Question: An ant crawls \[1\] cm north, \[2\] cms west, \[3\] cms south, \[4\] cms east and \[5\] cms north an...

Question

An ant crawls $1$ cm north, $2$ cms west, $3$ cms south, $4$ cms east and $5$ cms north and so on, at $1$ centimeter per second. Each segment is $1$ centimeter longer than the preceding one, and at the end of a segment, the ant makes a left turn. In which direction is the ant moving $1$ minute after the start?
A. South
B. North
C. East
D. West

Answer 1

Solution

In order to find the answer to the above question, we will use arithmetic progression (AP). It refers to the sequence of numbers such that the difference between the consecutive terms is constant. A diagram can be drawn to clearly understand the question and it will make the question easier to solve.

Formula used:
The formula of arithmetic progression will be used to solve this question.
The formula is: ${S_n} = \dfrac{n}{2}\left[ {2a + \left( {n - 1} \right)d} \right]$ , in this formula $a$ refers to the first term of the progression and $d$ is the difference between the two consecutive terms.
The second formula which will be used to solve this question is of quadratic equations.
$x = \dfrac{{ - b \pm \sqrt {{b^2} - 4ac} }}{{2a}}$

Complete step by step solution:
Now we know,
The ant always travels $\left( {4k + 1} \right)$ cm North, $\left( {4k + 2} \right)$ West, $\left( {4k + 3} \right)$ cm South and $\left( {4k + 4} \right)$ East.
Therefore, the distance travelled by the ant in $1$ min is $60 \times 1cm = 60cm$ .
From the above statements we get the following AP: $1,2,3,4........$
To solve this arithmetic progression, we will use the formula mentioned above.
${S_n} = \dfrac{n}{2}\left[ {2a + \left( {n - 1} \right)d} \right]$ , here $a = 1$ and $d = 1$ .
So,
$60 = \dfrac{n}{2}\left[ {2 \times 1 + \left( {n - 1} \right) \times 1} \right]$
On cross multiplication, we get,

\Rightarrow 120 = n\left[ {2 + n - 1} \right] \\\ \Rightarrow 120 = n\left[ {n + 1} \right] \\\ \Rightarrow 120 = {n^2} + n \\\

Take all the terms on right side of the equation, we get,
${n^2} + n - 120 = 0$
Now to solve this quadratic equation, we will use the formula, $x = \dfrac{{ - b \pm \sqrt {{b^2} - 4ac} }}{{2a}}$ , here $x$ is replaced by $n$ , $a = 1,b = 1$ and $c = - 120$ .
$n = \dfrac{{ - 1 \pm \sqrt {{1^2} - 4\left( 1 \right)\left( { - 120} \right)} }}{{2\left( 1 \right)}}$
$\Rightarrow n = \dfrac{{ - 1 \pm \sqrt {1 + 480} }}{2}$
On further solving, we get,
$\Rightarrow n = \dfrac{{ - 1 \pm \sqrt {481} }}{2}$
$= \dfrac{{ - 1 \pm 22}}{2}$
$= \dfrac{{21}}{2}$ .
This can be written as $10\dfrac{1}{2}$ .
We will take $n = 11$ .
Therefore, ${a_{11}} = 1 + 10 \times 1$
$= 11$ .
This can be written as $11 = 4 \times 2 + 3$ .

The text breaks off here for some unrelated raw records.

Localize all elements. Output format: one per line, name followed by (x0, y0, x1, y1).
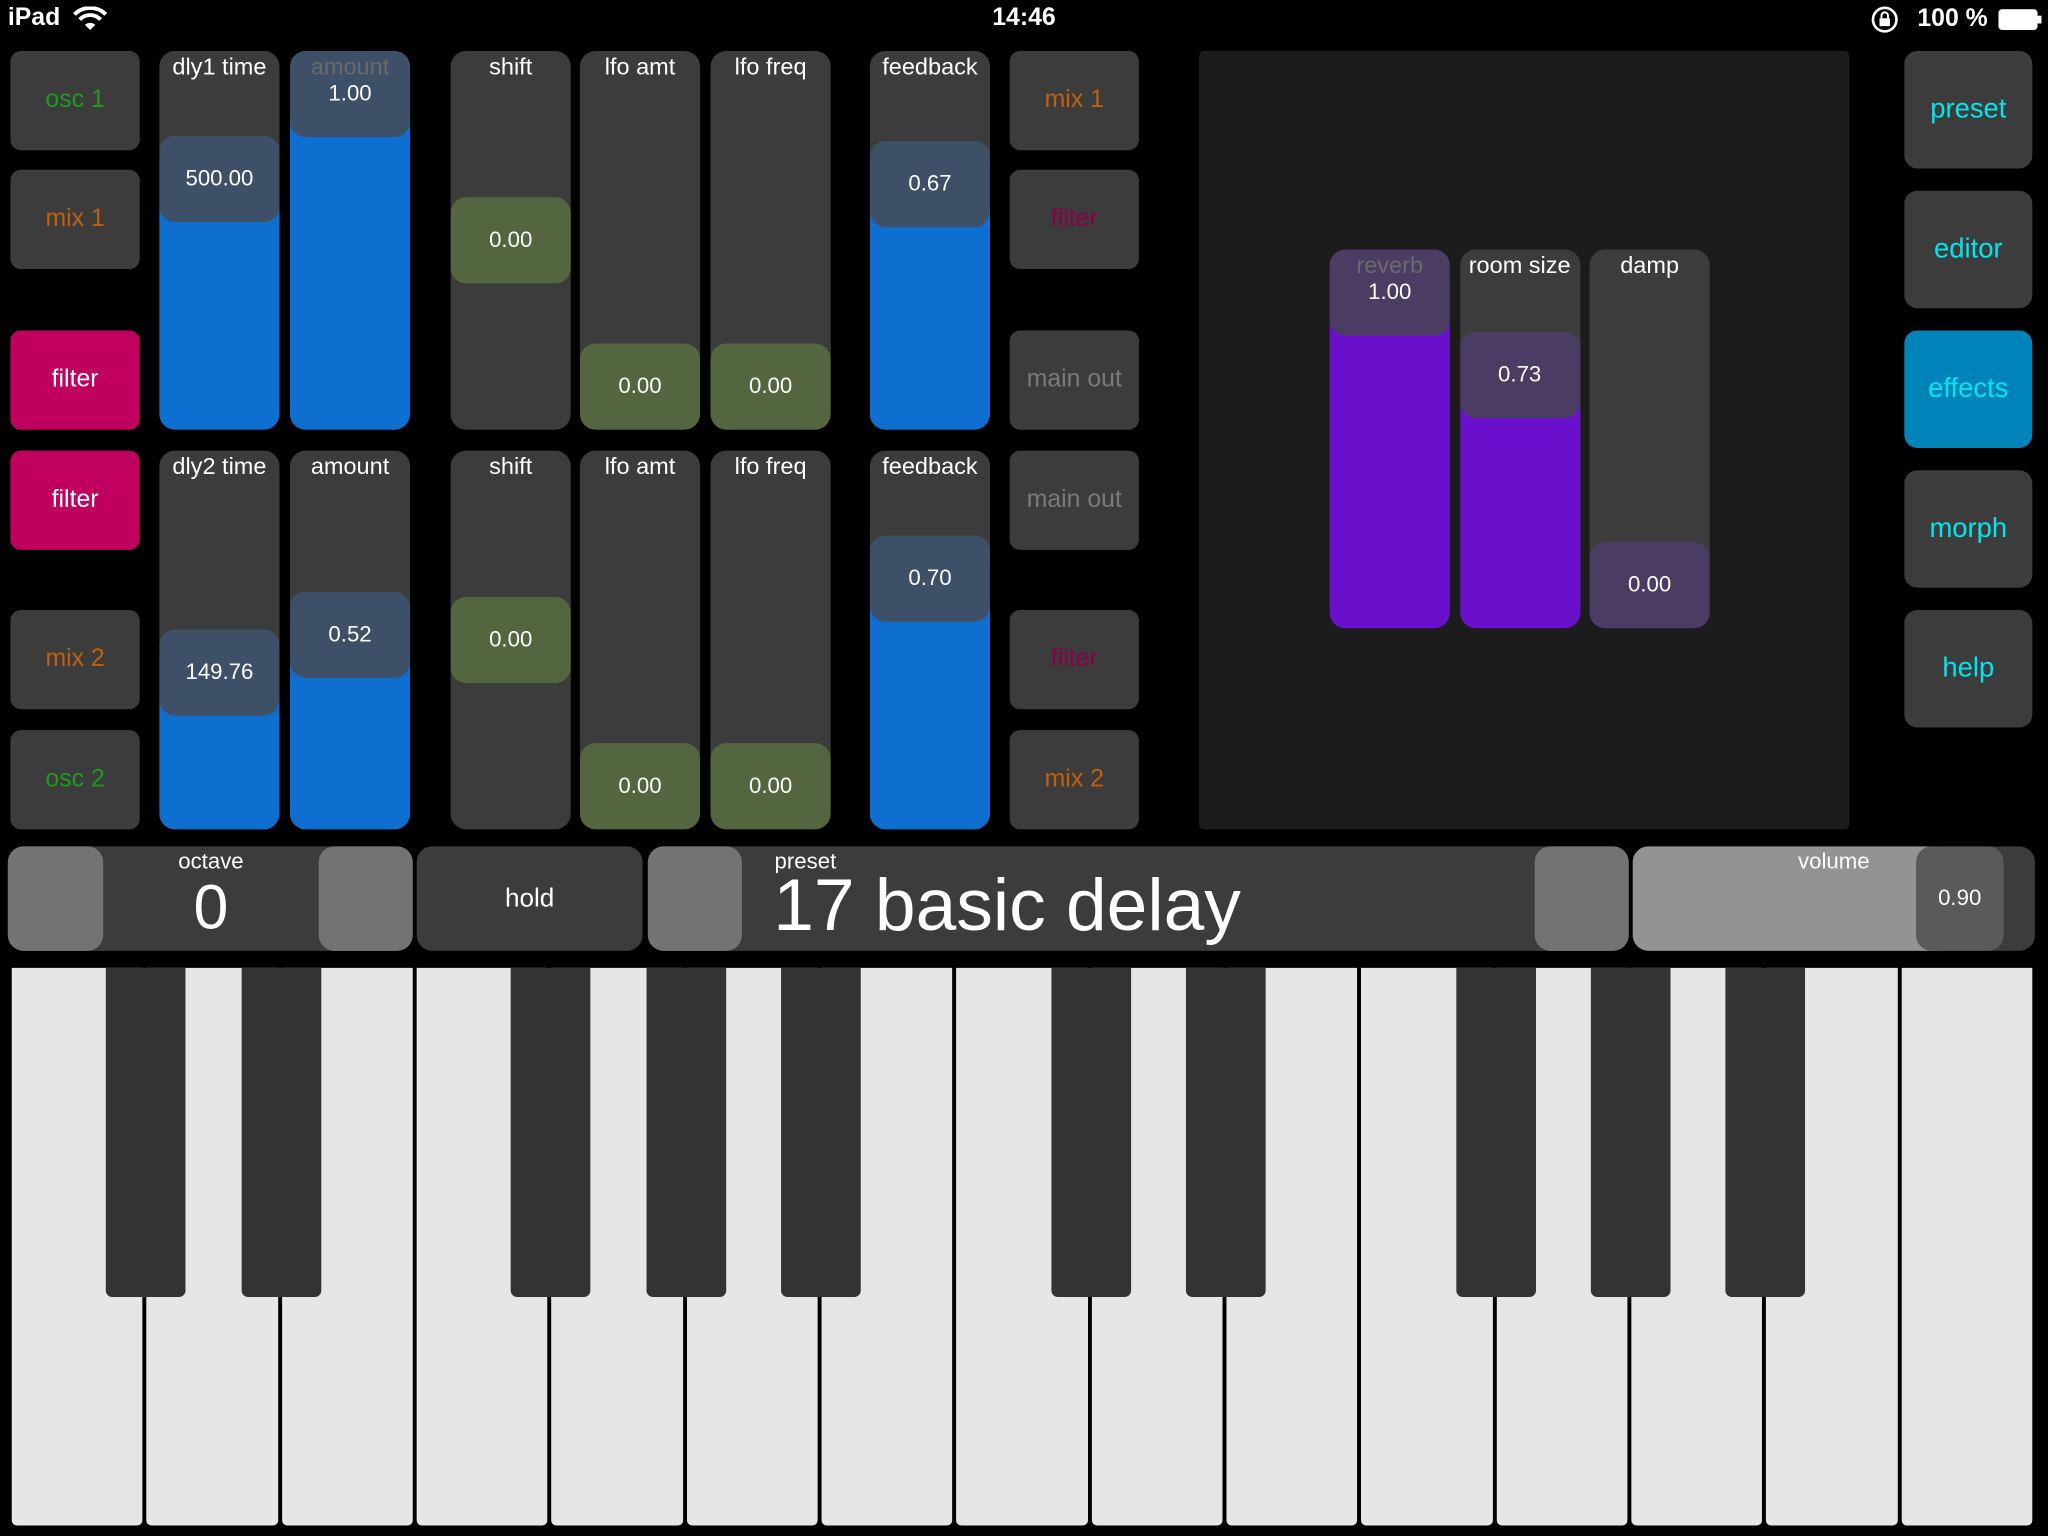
preset-selector: preset 17 basic delay (647, 846, 1629, 951)
slider-knob-value[interactable]: 0.70 (869, 535, 991, 622)
slider-knob-value[interactable]: 0.00 (710, 343, 831, 430)
slider-label: reverb (1356, 252, 1424, 279)
slider-label: damp (1620, 252, 1680, 279)
rotation-lock-icon (1871, 6, 1898, 33)
slider-knob-value[interactable]: 0.00 (450, 197, 571, 284)
nav-editor-button[interactable]: editor (1904, 190, 2033, 309)
left-route-button[interactable]: filter (10, 330, 140, 430)
slider-knob-value[interactable]: 0.00 (579, 343, 701, 430)
slider-label: shift (489, 53, 533, 80)
nav-effects-button[interactable]: effects (1904, 330, 2033, 448)
delay1-slider-lfo-freq[interactable]: lfo freq 0.00 (710, 50, 831, 430)
slider-label: room size (1468, 252, 1571, 279)
right-route-button[interactable]: main out (1009, 450, 1139, 550)
slider-label: lfo freq (734, 453, 807, 480)
slider-label: dly1 time (172, 53, 267, 80)
left-route-button[interactable]: osc 2 (10, 730, 140, 830)
slider-knob-value[interactable]: 0.00 (579, 743, 701, 830)
delay2-slider-amount[interactable]: amount 0.52 (289, 450, 411, 830)
left-route-button[interactable]: mix 1 (10, 169, 140, 270)
right-route-button[interactable]: mix 2 (1009, 730, 1139, 830)
preset-next-button[interactable] (1534, 846, 1629, 951)
delay2-slider-dly2-time[interactable]: dly2 time 149.76 (159, 450, 280, 830)
slider-knob-value[interactable]: 500.00 (159, 135, 280, 222)
nav-preset-button[interactable]: preset (1904, 50, 2033, 169)
delay2-slider-lfo-amt[interactable]: lfo amt 0.00 (579, 450, 701, 830)
octave-label: octave (178, 848, 244, 874)
left-route-button[interactable]: mix 2 (10, 609, 140, 710)
slider-label: dly2 time (172, 453, 267, 480)
preset-prev-button[interactable] (647, 846, 742, 951)
reverb-slider-reverb[interactable]: reverb 1.00 (1329, 249, 1450, 629)
slider-knob-value[interactable]: 0.00 (450, 596, 571, 684)
hold-button[interactable]: hold (416, 846, 643, 951)
reverb-panel: reverb 1.00 room size 0.73 damp 0.00 (1199, 50, 1850, 830)
octave-control: octave 0 (7, 846, 413, 951)
slider-label: lfo amt (604, 53, 676, 80)
nav-morph-button[interactable]: morph (1904, 470, 2033, 588)
delay2-slider-feedback[interactable]: feedback 0.70 (869, 450, 991, 830)
preset-name[interactable]: 17 basic delay (773, 862, 1241, 947)
slider-label: amount (310, 53, 390, 80)
black-key[interactable] (511, 967, 591, 1297)
delay2-slider-lfo-freq[interactable]: lfo freq 0.00 (710, 450, 831, 830)
delay1-slider-amount[interactable]: amount 1.00 (289, 50, 411, 430)
slider-knob-value[interactable]: 0.00 (1589, 542, 1710, 629)
slider-knob-value[interactable]: 0.00 (710, 743, 831, 830)
clock: 14:46 (992, 3, 1056, 32)
slider-knob-value[interactable]: 0.52 (289, 591, 411, 678)
black-key[interactable] (106, 967, 186, 1297)
black-key[interactable] (241, 967, 321, 1297)
delay1-slider-shift[interactable]: shift 0.00 (450, 50, 571, 430)
black-key[interactable] (1725, 967, 1806, 1297)
black-key[interactable] (1185, 967, 1266, 1297)
battery-icon (1998, 9, 2042, 31)
slider-label: shift (489, 453, 533, 480)
delay1-slider-dly1-time[interactable]: dly1 time 500.00 (159, 50, 280, 430)
right-route-button[interactable]: filter (1009, 169, 1139, 270)
volume-label: volume (1797, 848, 1870, 874)
left-route-button[interactable]: osc 1 (10, 50, 140, 151)
right-route-button[interactable]: mix 1 (1009, 50, 1139, 151)
nav-help-button[interactable]: help (1904, 609, 2033, 728)
octave-up-button[interactable] (318, 846, 413, 951)
octave-value: 0 (193, 873, 229, 944)
slider-label: lfo amt (604, 453, 676, 480)
reverb-slider-damp[interactable]: damp 0.00 (1589, 249, 1710, 629)
delay1-slider-feedback[interactable]: feedback 0.67 (869, 50, 991, 430)
slider-label: amount (310, 453, 390, 480)
volume-slider[interactable]: 0.90 volume (1632, 846, 2035, 951)
white-key[interactable] (1901, 967, 2033, 1526)
black-key[interactable] (781, 967, 861, 1297)
delay2-slider-shift[interactable]: shift 0.00 (450, 450, 571, 830)
battery-percent: 100 % (1917, 5, 1988, 33)
slider-knob-value[interactable]: 0.73 (1459, 331, 1580, 418)
slider-knob-value[interactable]: 149.76 (159, 629, 280, 716)
slider-label: feedback (882, 53, 978, 80)
octave-down-button[interactable] (7, 846, 104, 951)
slider-knob-value[interactable]: 0.67 (869, 141, 991, 228)
black-key[interactable] (1050, 967, 1131, 1297)
slider-label: feedback (882, 453, 978, 480)
right-route-button[interactable]: main out (1009, 330, 1139, 430)
right-route-button[interactable]: filter (1009, 609, 1139, 710)
black-key[interactable] (1590, 967, 1671, 1297)
black-key[interactable] (646, 967, 726, 1297)
black-key[interactable] (1455, 967, 1536, 1297)
delay1-slider-lfo-amt[interactable]: lfo amt 0.00 (579, 50, 701, 430)
slider-label: lfo freq (734, 53, 807, 80)
reverb-slider-room-size[interactable]: room size 0.73 (1459, 249, 1580, 629)
left-route-button[interactable]: filter (10, 450, 140, 550)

So, the correct answer is Option A.

Note: To solve such sums related to arithmetic progression (AP), you need to always remember the formula mentioned above for AP, ${S_n} = \dfrac{n}{2}\left[ {2a + \left( {n - 1} \right)d} \right]$ . In the above solution, we have used a formula, $x = \dfrac{{ - b \pm \sqrt {{b^2} - 4ac} }}{{2a}}$ , for solving the quadratic equation. This formula helps when the calculations are either long or tricky.